Ideas generated around Event: GCRF Mine Dust and Health Workshop
It was pointed out that the notion of community as a singular must be broken open and unpacked, as appose to defining mining communities as something definitive. A community is not homogenous. There are communities of artisanal miners, of miners themselves, government, of researchers (us) and of monitors. We need to think through what these communities may look like. Community’s have their own cultures, practices and the ways in which they approach things. While the themes title speaks to education, the group focussed mainly on community awareness. It was proposed that awareness was knowledge, and needed to come from the bottom up, up through whatever community it is. The other important model that came up in terms of communities was the notion of distress. How do we quantify and measure the distress that groups of people are experiencing. How do you rank and prioritise distress. Importantly, one must draw on the knowledge of the groups of people as to what that distress looks like. different groups of people or communities will experience different types and levels of distress. Thus distress can be one way to identify communities, and thus what we may do with them.
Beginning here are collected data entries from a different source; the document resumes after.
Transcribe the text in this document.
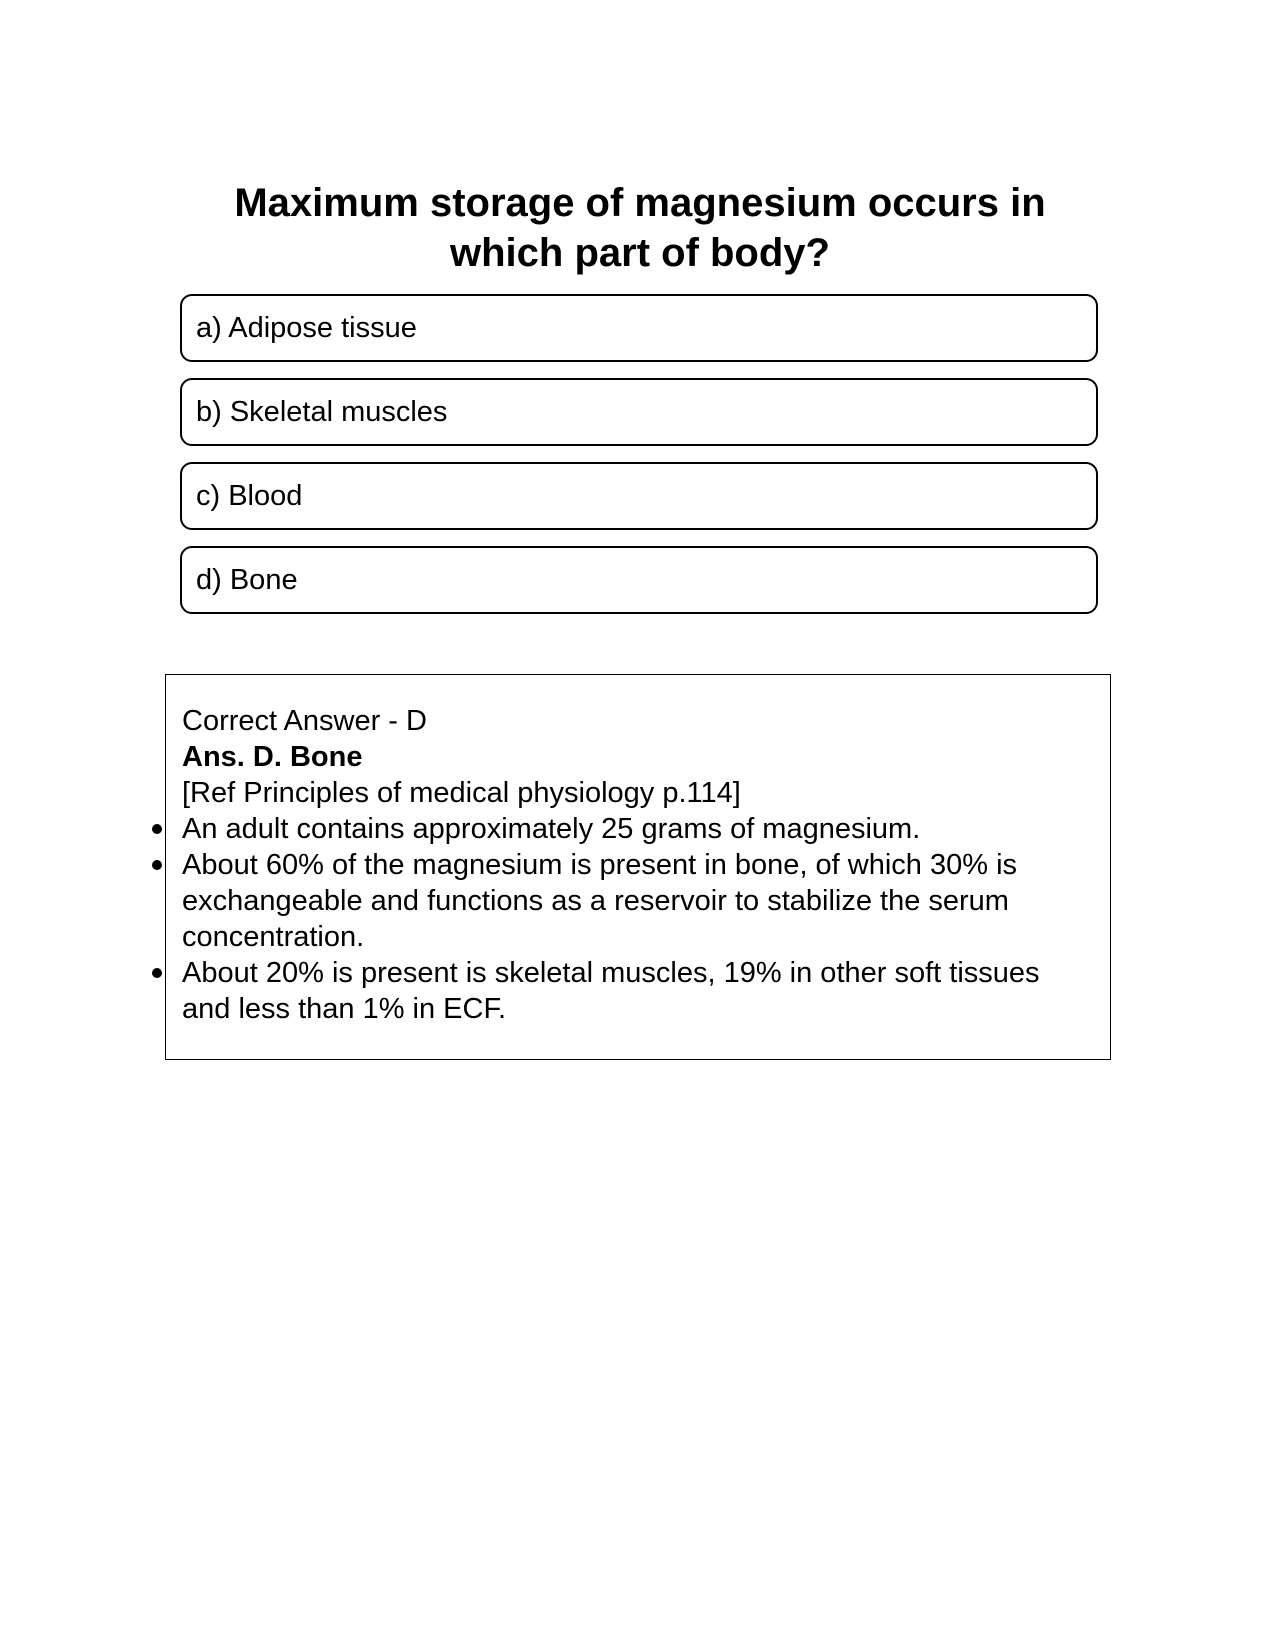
Maximum storage of magnesium occurs in which part of body?
a) Adipose tissue
b) Skeletal muscles
c) Blood
d) Bone
Correct Answer - D
Ans. D. Bone
[Ref Principles of medical physiology p.114]
An adult contains approximately 25 grams of magnesium.
About 60% of the magnesium is present in bone, of which 30% is exchangeable and functions as a reservoir to stabilize the serum concentration.
About 20% is present is skeletal muscles, 19% in other soft tissues and less than 1% in ECF.
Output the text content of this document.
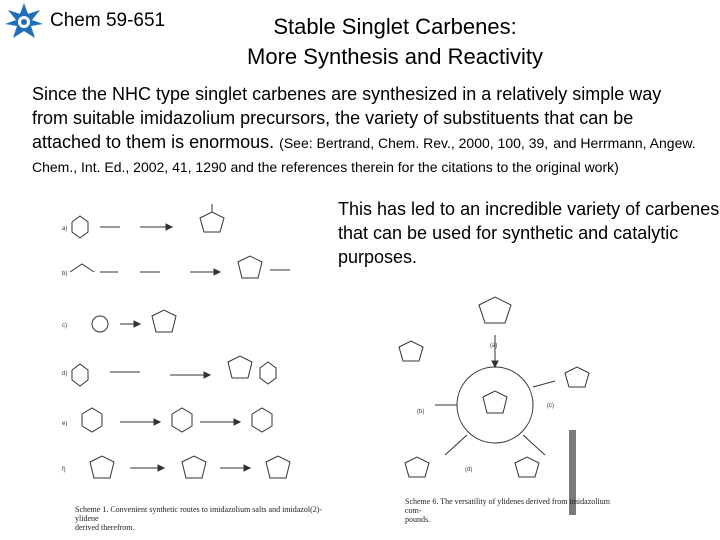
Chem 59-651	Stable Singlet Carbenes:
More Synthesis and Reactivity
Since the NHC type singlet carbenes are synthesized in a relatively simple way from suitable imidazolium precursors, the variety of substituents that can be attached to them is enormous. (See: Bertrand, Chem. Rev., 2000, 100, 39, and Herrmann, Angew. Chem., Int. Ed., 2002, 41, 1290 and the references therein for the citations to the original work)
This has led to an incredible variety of carbenes that can be used for synthetic and catalytic purposes.
a)
b)
c)
d)
e)
f)
Scheme 1. Convenient synthetic routes to imidazolium salts and imidazol(2)-ylidene
derived therefrom.
(a)
(b)
(c)
(d)
Scheme 6. The versatility of ylidenes derived from imidazolium com-
pounds.
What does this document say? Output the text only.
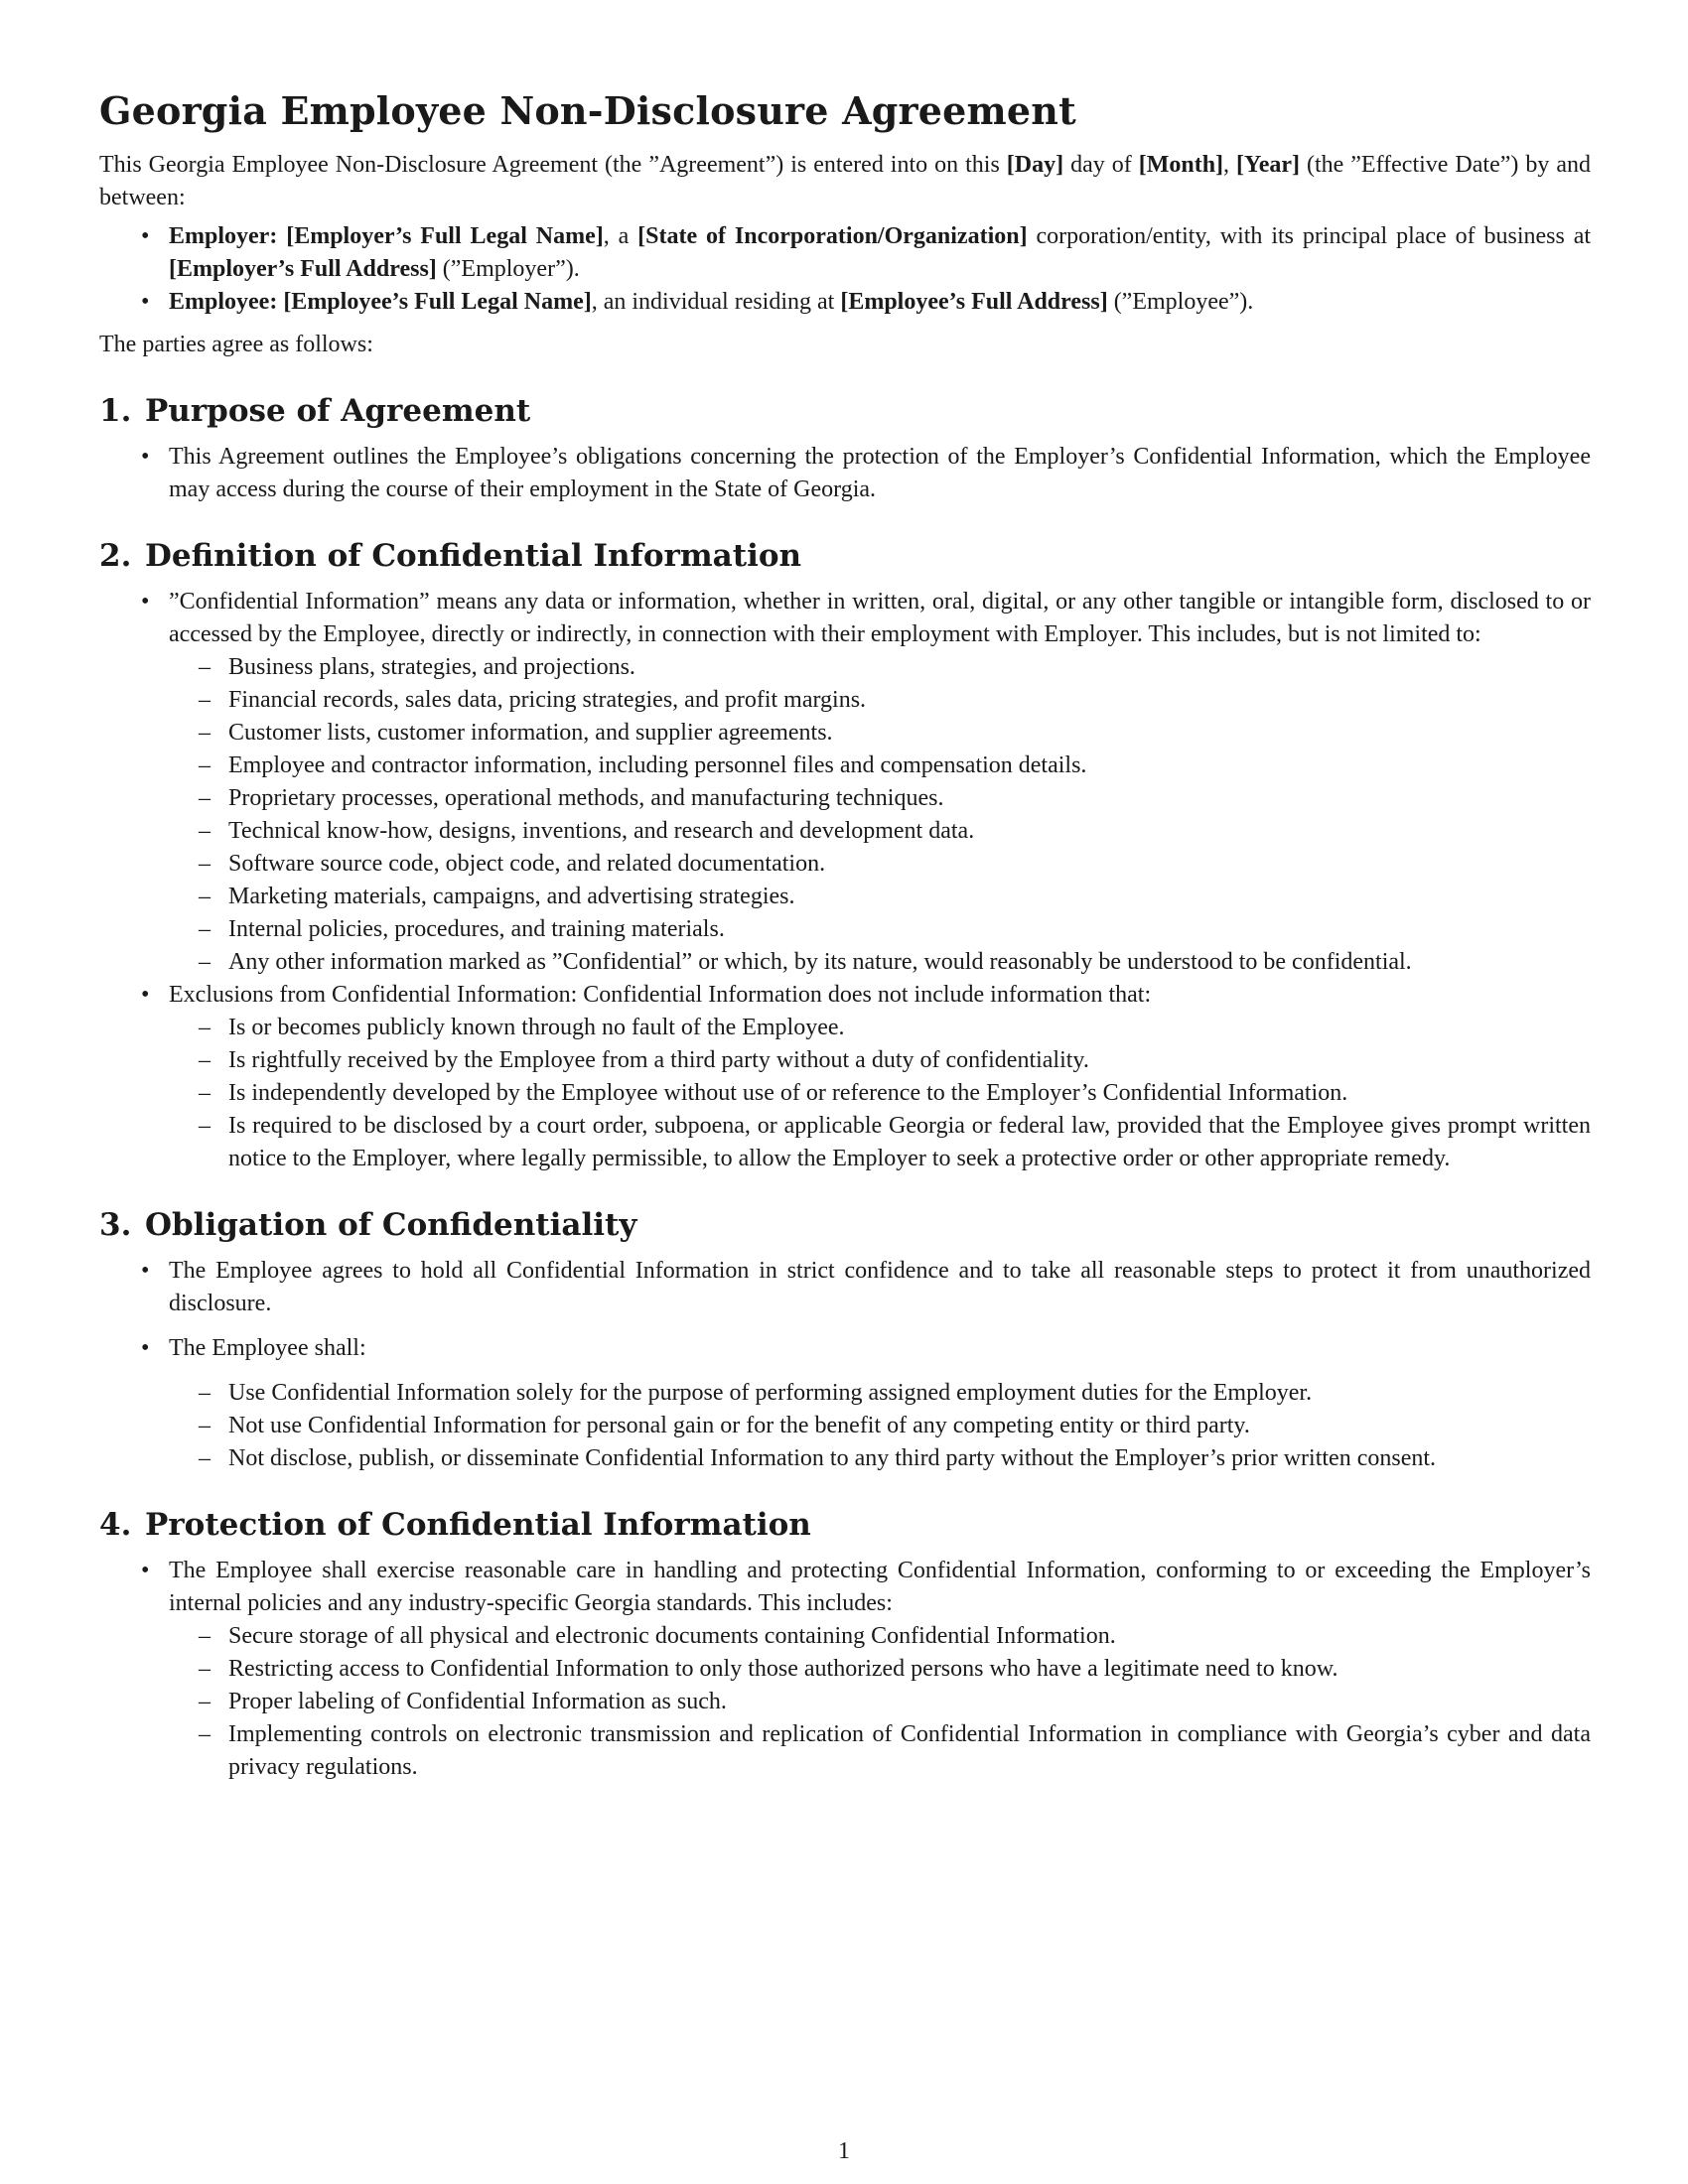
Georgia Employee Non-Disclosure Agreement

This Georgia Employee Non-Disclosure Agreement (the ”Agreement”) is entered into on this [Day] day of [Month], [Year] (the ”Effective Date”) by and between:

• Employer: [Employer’s Full Legal Name], a [State of Incorporation/Organization] corporation/entity, with its principal place of business at [Employer’s Full Address] (”Employer”).
• Employee: [Employee’s Full Legal Name], an individual residing at [Employee’s Full Address] (”Employee”).

The parties agree as follows:

1. Purpose of Agreement
• This Agreement outlines the Employee’s obligations concerning the protection of the Employer’s Confidential Information, which the Employee may access during the course of their employment in the State of Georgia.
2. Definition of Confidential Information
• ”Confidential Information” means any data or information, whether in written, oral, digital, or any other tangible or intangible form, disclosed to or accessed by the Employee, directly or indirectly, in connection with their employment with Employer. This includes, but is not limited to:
– Business plans, strategies, and projections.
– Financial records, sales data, pricing strategies, and profit margins.
– Customer lists, customer information, and supplier agreements.
– Employee and contractor information, including personnel files and compensation details.
– Proprietary processes, operational methods, and manufacturing techniques.
– Technical know-how, designs, inventions, and research and development data.
– Software source code, object code, and related documentation.
– Marketing materials, campaigns, and advertising strategies.
– Internal policies, procedures, and training materials.
– Any other information marked as ”Confidential” or which, by its nature, would reasonably be understood to be confidential.
• Exclusions from Confidential Information: Confidential Information does not include information that:
– Is or becomes publicly known through no fault of the Employee.
– Is rightfully received by the Employee from a third party without a duty of confidentiality.
– Is independently developed by the Employee without use of or reference to the Employer’s Confidential Information.
– Is required to be disclosed by a court order, subpoena, or applicable Georgia or federal law, provided that the Employee gives prompt written notice to the Employer, where legally permissible, to allow the Employer to seek a protective order or other appropriate remedy.
3. Obligation of Confidentiality
• The Employee agrees to hold all Confidential Information in strict confidence and to take all reasonable steps to protect it from unauthorized disclosure.
• The Employee shall:
– Use Confidential Information solely for the purpose of performing assigned employment duties for the Employer.
– Not use Confidential Information for personal gain or for the benefit of any competing entity or third party.
– Not disclose, publish, or disseminate Confidential Information to any third party without the Employer’s prior written consent.
4. Protection of Confidential Information
• The Employee shall exercise reasonable care in handling and protecting Confidential Information, conforming to or exceeding the Employer’s internal policies and any industry-specific Georgia standards. This includes:
– Secure storage of all physical and electronic documents containing Confidential Information.
– Restricting access to Confidential Information to only those authorized persons who have a legitimate need to know.
– Proper labeling of Confidential Information as such.
– Implementing controls on electronic transmission and replication of Confidential Information in compliance with Georgia’s cyber and data privacy regulations.
1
What came out of this group was sadness, frustration, anger, trauma and distress. This can be turned back around on the notion of communities and distress. If a community of researchers feels sadness and frustration, what can one identify or postulate about this group of people. This is perhaps why the group was unable to go into the benefits; this could not be seen at that time.
It is very easy to pay attention to the problems and not the success cases. That is why it is important to identify the pockets of hope, be it at an individual level or a case of really good mining practices that can generate beneficial models.
Another member of the seminar commented: For mining to be sustainable, communities must be sustainable. For communities to be sustainable and to level the playing fields, they need access to knowledge and information. A democratic space between mines and community’s need to be opened up, even before the engagement process. Communities need to be connected, for example, they need access to experts at the workshop. They need to do their own research and be part of decision making. They need to be agents of their own change and take destiny over their own lives.
This raised another caution however, that the problem with the notion of empowerment, is that once they are empowered they are responsible and then it is their fault and they are responsible for their own health. Furthermore, the problem and the solution do not only lie with the impacted communities, therefore it is important to not constrict it to the communities, as the solutions and problems lie with the shareholders of company’s.